Documentation
¶
Overview ¶
FILE: pkg/crawler/crawler.go
FILE: pkg/crawler/output.go
Index ¶
Constants ¶
This section is empty.
Variables ¶
This section is empty.
Functions ¶
This section is empty.
Types ¶
type Crawler ¶
type Crawler struct {
// contains filtered or unexported fields
}
Crawler orchestrates the web crawling process for a single configured site
func NewCrawler ¶
func NewCrawler( appCfg *config.AppConfig, siteCfg *config.SiteConfig, siteKey string, baseLogger *logrus.Entry, store storage.VisitedStore, fetcher fetch.HTTPFetcher, rateLimiter *fetch.RateLimiter, crawlCtx context.Context, cancelCrawl context.CancelFunc, resume bool, ) (*Crawler, error)
NewCrawler creates and initializes a new Crawler instance and its components
func NewCrawlerWithOptions ¶
func NewCrawlerWithOptions( appCfg *config.AppConfig, siteCfg *config.SiteConfig, siteKey string, baseLogger *logrus.Entry, store storage.VisitedStore, fetcher fetch.HTTPFetcher, rateLimiter *fetch.RateLimiter, crawlCtx context.Context, cancelCrawl context.CancelFunc, resume bool, opts *CrawlerOptions, ) (*Crawler, error)
NewCrawlerWithOptions creates a new Crawler with optional configuration
func (*Crawler) FoundSitemap ¶
FoundSitemap implements fetch.SitemapDiscoverer for the RobotsHandler callback. It's called by RobotsHandler when a sitemap URL is found in robots.txt.
func (*Crawler) GetProgress ¶
func (c *Crawler) GetProgress() CrawlerProgress
GetProgress returns the current progress of the crawler
type CrawlerOptions ¶
type CrawlerOptions struct {
// If nil, the crawler creates its own semaphore based on appCfg.MaxRequests
SharedSemaphore *semaphore.Weighted
}
CrawlerOptions contains optional parameters for NewCrawler
type CrawlerProgress ¶
CrawlerProgress contains progress information for a crawler
type OutputManager ¶
type OutputManager struct {
// contains filtered or unexported fields
}
OutputManager owns all output file handles and metadata collection for a crawl.
func NewOutputManager ¶
func NewOutputManager(log *logrus.Entry, resolved *config.ResolvedSiteConfig, siteCfg *config.SiteConfig, enableTokenCounting bool, siteKey, siteOutputDir string) *OutputManager
NewOutputManager creates an OutputManager without opening files. Call OpenFiles after the output directory is ready (e.g. after cleanSiteOutputDir).

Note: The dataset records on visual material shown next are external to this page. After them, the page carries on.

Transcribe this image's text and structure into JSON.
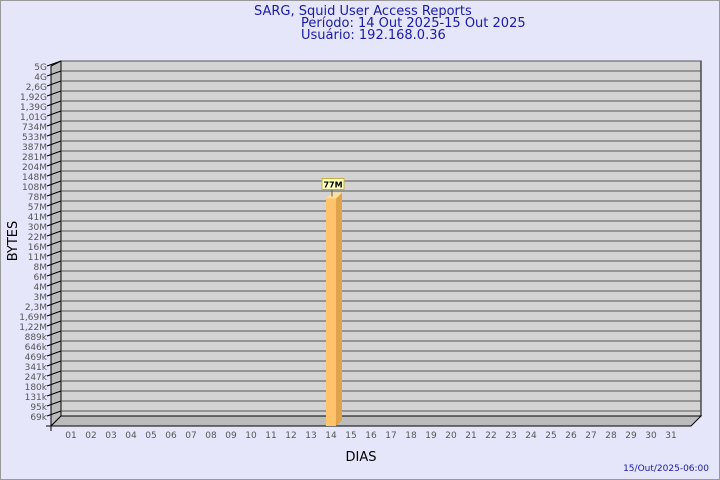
{
  "header": {
    "title": "SARG, Squid User Access Reports",
    "period": "Período: 14 Out 2025-15 Out 2025",
    "user": "Usuário: 192.168.0.36"
  },
  "footer": {
    "timestamp": "15/Out/2025-06:00"
  },
  "chart_data": {
    "type": "bar",
    "xlabel": "DIAS",
    "ylabel": "BYTES",
    "scale": "log",
    "grid": true,
    "y_ticks": [
      "69k",
      "95k",
      "131k",
      "180k",
      "247k",
      "341k",
      "469k",
      "646k",
      "889k",
      "1,22M",
      "1,69M",
      "2,3M",
      "3M",
      "4M",
      "6M",
      "8M",
      "11M",
      "16M",
      "22M",
      "30M",
      "41M",
      "57M",
      "78M",
      "108M",
      "148M",
      "204M",
      "281M",
      "387M",
      "533M",
      "734M",
      "1,01G",
      "1,39G",
      "1,92G",
      "2,6G",
      "4G",
      "5G"
    ],
    "categories": [
      "01",
      "02",
      "03",
      "04",
      "05",
      "06",
      "07",
      "08",
      "09",
      "10",
      "11",
      "12",
      "13",
      "14",
      "15",
      "16",
      "17",
      "18",
      "19",
      "20",
      "21",
      "22",
      "23",
      "24",
      "25",
      "26",
      "27",
      "28",
      "29",
      "30",
      "31"
    ],
    "bars": [
      {
        "category": "14",
        "value": 77000000,
        "label": "77M"
      }
    ],
    "colors": {
      "bar_front": "#ffc46b",
      "bar_side": "#e0a24a",
      "bar_top": "#ffe09a",
      "plot_bg": "#d3d3d3",
      "text": "#1a1aa6"
    }
  }
}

func (*OutputManager) Close ¶
func (om *OutputManager) Close() error
Close syncs and closes all output files and writes the YAML metadata file.
func (*OutputManager) OpenFiles ¶
func (om *OutputManager) OpenFiles(resume bool)
OpenFiles opens all configured output files (TSV, JSONL, chunks). Must be called after the output directory exists and has been cleaned if needed.
func (*OutputManager) PagesSaved ¶
func (om *OutputManager) PagesSaved() int
PagesSaved returns the number of pages whose metadata has been collected.
func (*OutputManager) RecordPageOutput ¶
func (om *OutputManager) RecordPageOutput(finalURL, normalizedURL, savedContentPath string, markdownBytes []byte, pageTitle string, currentDepth, imageCount int, taskLog *logrus.Entry)
RecordPageOutput handles all post-save output: TSV write, YAML metadata collection, JSONL write, and chunks write. Called after content is successfully saved to disk. markdownBytes is the already-written markdown content, passed through to avoid re-reading the file.